The U.S. Environmental Protection Agency has expressed similar concerns that the FPRs, which provide only for a parcel-by-parcel based assessment, “do not adequately address cumulative impacts from timber harvesting activities.” The U.S. Forest Service, for its part, found the FPRs “not sufficient to restrict excess sediment production from logging-related activities to levels that will not . . . degrade water quality,” while noting that “[s]everal studies carried out recently in northwest California have demonstrated that cumulative watershed impacts have occurred despite the continued implementation of California’s Forest Practice Rules.” Even a “blue ribbon panel” convened at CDF’s own request to evaluate the cumulative impacts of forest practices on water quality in the North Coast Region shared these concerns:
“Denials of the likelihood of CWEs [cumulative watershed effects] are repeated regularly by applicants and reviewers, despite the widespread recognition among environmental scientists that, in the aggregate, timber harvest in coastal California has resulted and continues to result in radical alterations of water quality, habitat conditions, and perhaps flood risk.”
In addition to these cumulative watershed effects, ongoing elimination of forest land in this area from forest-to-vineyard conversion activities has restricted the already-truncated range of the northern spotted owl, both through direct loss of existing forest land and the increased fragmentation of remaining forest habitat.
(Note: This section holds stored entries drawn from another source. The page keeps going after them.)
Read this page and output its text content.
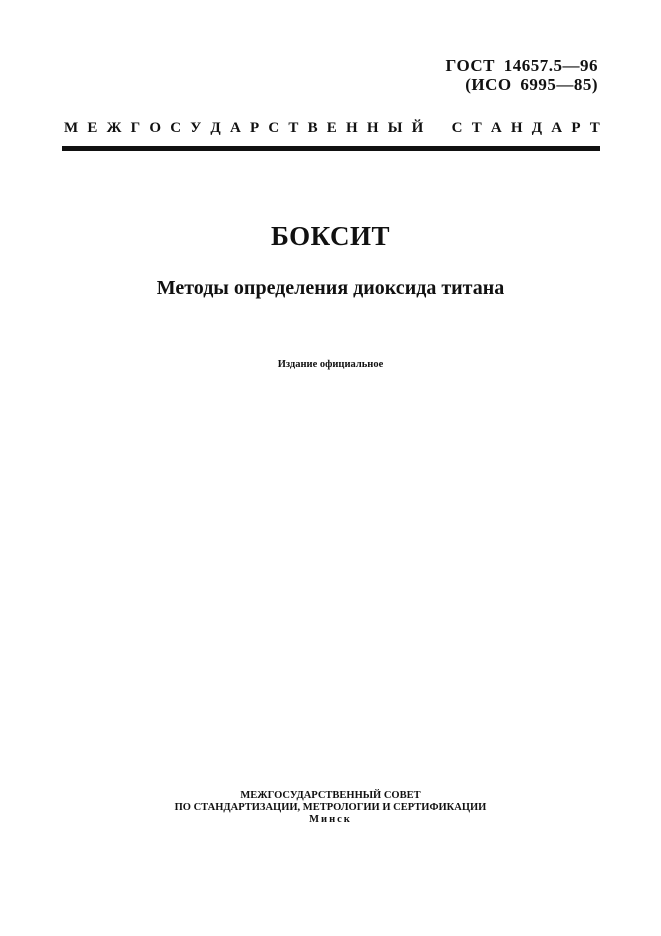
ГОСТ 14657.5—96
(ИСО 6995—85)
М Е Ж Г О С У Д А Р С Т В Е Н Н Ы Й С Т А Н Д А Р Т
БОКСИТ
Методы определения диоксида титана
Издание официальное
МЕЖГОСУДАРСТВЕННЫЙ СОВЕТ
ПО СТАНДАРТИЗАЦИИ, МЕТРОЛОГИИ И СЕРТИФИКАЦИИ
Минск
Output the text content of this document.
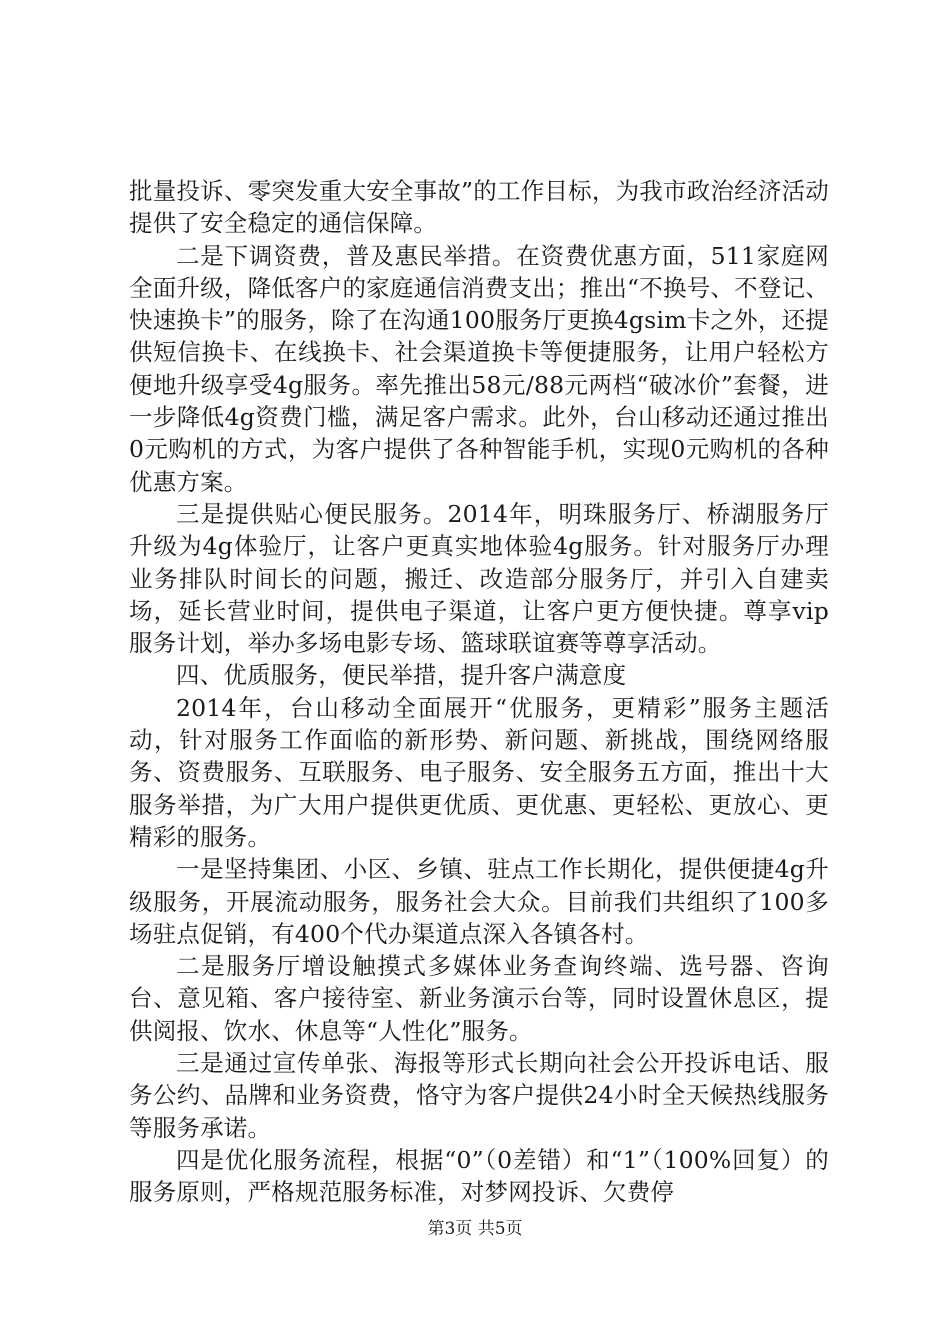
批量投诉、零突发重大安全事故”的工作目标，为我市政治经济活动提供了安全稳定的通信保障。

二是下调资费，普及惠民举措。在资费优惠方面，511家庭网全面升级，降低客户的家庭通信消费支出；推出“不换号、不登记、快速换卡”的服务，除了在沟通100服务厅更换4gsim卡之外，还提供短信换卡、在线换卡、社会渠道换卡等便捷服务，让用户轻松方便地升级享受4g服务。率先推出58元/88元两档“破冰价”套餐，进一步降低4g资费门槛，满足客户需求。此外，台山移动还通过推出0元购机的方式，为客户提供了各种智能手机，实现0元购机的各种优惠方案。

三是提供贴心便民服务。2014年，明珠服务厅、桥湖服务厅升级为4g体验厅，让客户更真实地体验4g服务。针对服务厅办理业务排队时间长的问题，搬迁、改造部分服务厅，并引入自建卖场，延长营业时间，提供电子渠道，让客户更方便快捷。尊享vip服务计划，举办多场电影专场、篮球联谊赛等尊享活动。

四、优质服务，便民举措，提升客户满意度

2014年，台山移动全面展开“优服务，更精彩”服务主题活动，针对服务工作面临的新形势、新问题、新挑战，围绕网络服务、资费服务、互联服务、电子服务、安全服务五方面，推出十大服务举措，为广大用户提供更优质、更优惠、更轻松、更放心、更精彩的服务。

一是坚持集团、小区、乡镇、驻点工作长期化，提供便捷4g升级服务，开展流动服务，服务社会大众。目前我们共组织了100多场驻点促销，有400个代办渠道点深入各镇各村。

二是服务厅增设触摸式多媒体业务查询终端、选号器、咨询台、意见箱、客户接待室、新业务演示台等，同时设置休息区，提供阅报、饮水、休息等“人性化”服务。

三是通过宣传单张、海报等形式长期向社会公开投诉电话、服务公约、品牌和业务资费，恪守为客户提供24小时全天候热线服务等服务承诺。

四是优化服务流程，根据“0”（0差错）和“1”（100%回复）的服务原则，严格规范服务标准，对梦网投诉、欠费停

第3页 共5页
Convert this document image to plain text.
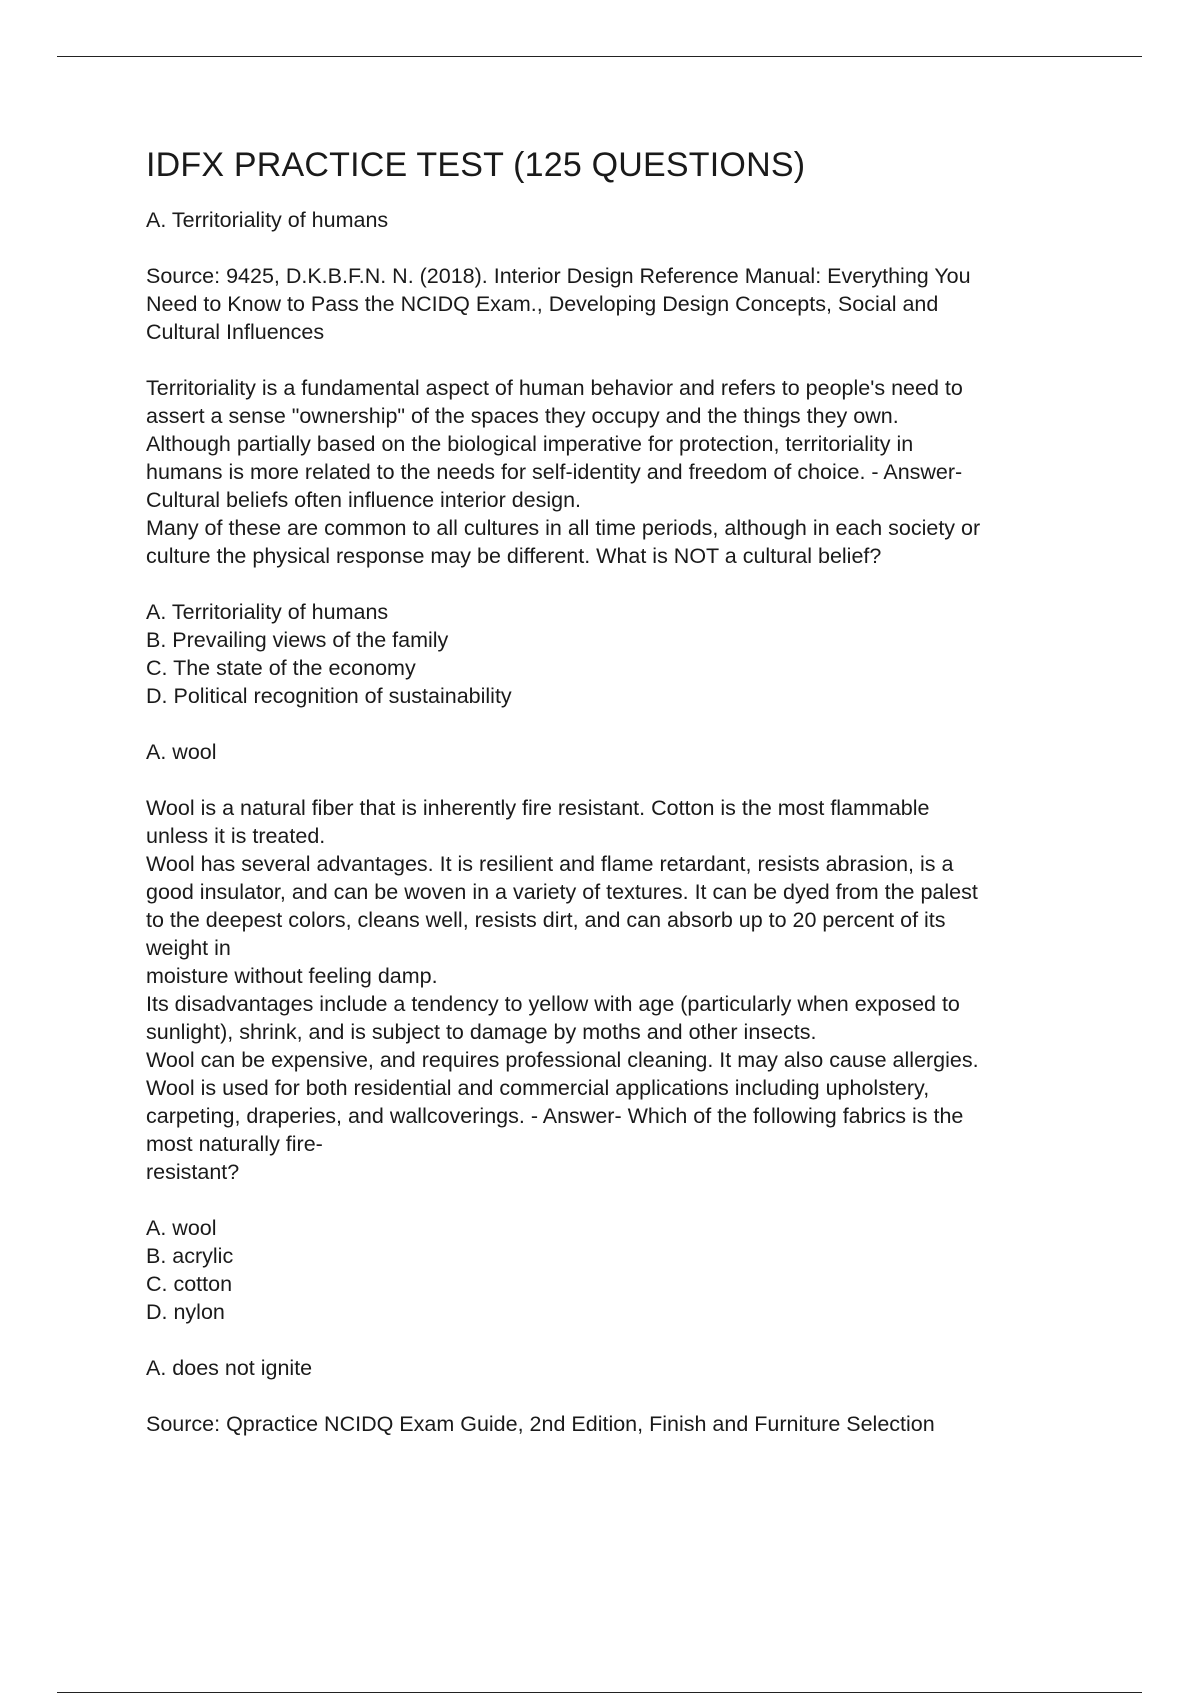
IDFX PRACTICE TEST (125 QUESTIONS)
A. Territoriality of humans
Source: 9425, D.K.B.F.N. N. (2018). Interior Design Reference Manual: Everything You
Need to Know to Pass the NCIDQ Exam., Developing Design Concepts, Social and
Cultural Influences
Territoriality is a fundamental aspect of human behavior and refers to people's need to
assert a sense "ownership" of the spaces they occupy and the things they own.
Although partially based on the biological imperative for protection, territoriality in
humans is more related to the needs for self-identity and freedom of choice. - Answer-
Cultural beliefs often influence interior design.
Many of these are common to all cultures in all time periods, although in each society or
culture the physical response may be different. What is NOT a cultural belief?
A. Territoriality of humans
B. Prevailing views of the family
C. The state of the economy
D. Political recognition of sustainability
A. wool
Wool is a natural fiber that is inherently fire resistant. Cotton is the most flammable
unless it is treated.
Wool has several advantages. It is resilient and flame retardant, resists abrasion, is a
good insulator, and can be woven in a variety of textures. It can be dyed from the palest
to the deepest colors, cleans well, resists dirt, and can absorb up to 20 percent of its
weight in
moisture without feeling damp.
Its disadvantages include a tendency to yellow with age (particularly when exposed to
sunlight), shrink, and is subject to damage by moths and other insects.
Wool can be expensive, and requires professional cleaning. It may also cause allergies.
Wool is used for both residential and commercial applications including upholstery,
carpeting, draperies, and wallcoverings. - Answer- Which of the following fabrics is the
most naturally fire-
resistant?
A. wool
B. acrylic
C. cotton
D. nylon
A. does not ignite
Source: Qpractice NCIDQ Exam Guide, 2nd Edition, Finish and Furniture Selection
Habitat loss and fragmentation has also negatively affected other forest-dependent wildlife.
Yet despite these concerted warnings from sister agencies and others, CDF continues to approve timber harvest plans (“THPs”) and TCPs on a piecemeal basis throughout the Gualala watershed without meaningful assessment of cumulative watershed effects. CDF has in fact already approved 21 timberland conversion projects in this Project’s “watershed assessment area,” with six additional conversion projects pending, and one proposed. All but three are vineyard conversions. In addition, 28 THPs have been filed in the watershed assessment area in the past ten years alone, and one application is pending.
In summary, the timberland-to-vineyard conversion project at issue here would occur within a natural area of Northern California that is both unusually high in resource value, and unusually threatened by resource degradation from multiple, simultaneous timber harvests and forest-to-vineyard conversion projects in its vicinity.
March, 2007: Appellate Court rules in favor of plaintiffs, Sierra Club and Friends of the Gualala River (see: Appellate Court Decision).